The only Russian I’ve had difficulty understanding is that of those Buryats who grew up in villages where education and administration were all done in Buryat. Which would make it not dialectical variety at fault, but just a Buryat-Mongol accent in Russian.

And I’m reading Sologub’s the Little Demon (мелкий is a good word – it means, of things that come in groups, small, like chunks of bread or kopecks), and it’s excellent. I’ve never read a satire that didn’t give you somebody you had to like. Here, even the people who aren’t flagrant sinners are really stupid. Cynicism unbounded.

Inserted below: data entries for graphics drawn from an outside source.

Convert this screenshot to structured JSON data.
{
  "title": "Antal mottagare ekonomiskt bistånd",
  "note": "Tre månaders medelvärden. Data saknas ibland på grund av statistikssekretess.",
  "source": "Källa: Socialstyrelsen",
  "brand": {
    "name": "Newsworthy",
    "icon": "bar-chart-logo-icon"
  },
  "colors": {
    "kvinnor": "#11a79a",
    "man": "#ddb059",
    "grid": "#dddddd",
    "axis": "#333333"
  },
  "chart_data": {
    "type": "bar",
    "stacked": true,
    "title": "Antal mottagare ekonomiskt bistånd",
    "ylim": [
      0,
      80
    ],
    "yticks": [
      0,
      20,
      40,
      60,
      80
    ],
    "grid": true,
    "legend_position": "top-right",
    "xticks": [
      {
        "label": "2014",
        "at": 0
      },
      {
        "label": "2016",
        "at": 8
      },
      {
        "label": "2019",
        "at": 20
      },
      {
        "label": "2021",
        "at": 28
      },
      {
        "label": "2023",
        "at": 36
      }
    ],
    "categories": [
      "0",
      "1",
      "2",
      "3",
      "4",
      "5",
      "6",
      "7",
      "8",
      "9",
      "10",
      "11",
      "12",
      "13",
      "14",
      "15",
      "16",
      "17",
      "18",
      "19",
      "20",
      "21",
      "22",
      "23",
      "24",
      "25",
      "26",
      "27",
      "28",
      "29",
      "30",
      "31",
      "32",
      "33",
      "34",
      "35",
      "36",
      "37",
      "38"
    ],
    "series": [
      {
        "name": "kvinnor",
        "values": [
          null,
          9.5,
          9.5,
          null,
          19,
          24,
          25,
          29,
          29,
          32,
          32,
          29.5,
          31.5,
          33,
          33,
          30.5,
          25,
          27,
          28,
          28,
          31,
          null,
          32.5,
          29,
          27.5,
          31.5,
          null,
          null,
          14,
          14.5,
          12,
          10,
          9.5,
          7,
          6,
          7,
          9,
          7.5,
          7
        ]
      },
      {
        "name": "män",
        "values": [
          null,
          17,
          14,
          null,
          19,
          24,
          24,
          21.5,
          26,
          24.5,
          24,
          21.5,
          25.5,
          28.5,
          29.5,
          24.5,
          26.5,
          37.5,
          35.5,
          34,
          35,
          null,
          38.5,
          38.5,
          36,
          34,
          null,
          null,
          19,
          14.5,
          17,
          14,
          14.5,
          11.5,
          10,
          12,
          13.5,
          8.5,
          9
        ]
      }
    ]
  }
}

Speaking of books, I read Nabokov’s Kamera Obskura – I think it’s called Laughter in the Dark in English – in two days after New Years. That, combined with this, that the cab driver, when I explained I was from America, asked, “So you were studying there, or what?”, means I don’t have to feel bad about leaving Russia: mission accomplished.

Keep going back in the archives—there are ghost stories, poems, and little vignettes like “You’ve heard of people sticking their tongues to metallic things. Well, I just stuck my tongue to my moustache trying to lick frozen beer off it.” And wish him well as he makes his precarious way eastward.


  1. Whenever I read such commentaries about the former Soviet Union, I remember the phrase they used, except not to describe their stiffling lack of prosperity and horrific quality of life: socialism in action.

  2. Wow, a whole languagehat post! Thanks a million for it.

  3. “Whenever I read such commentaries about the former Soviet Union, I remember the phrase they used, except not to describe their stiffling lack of prosperity and horrific quality of life: socialism in action.”
    While communism was ghastly, this region was just as impoverished and insignificant *before* the 1917 revolution. And indeed the inhabitants may have been more prosperous under communism, for it is precisely in rural regions such as these that people complain about the unfulfillment of the capitalist era and speak of a desire to go back to better days before 1991.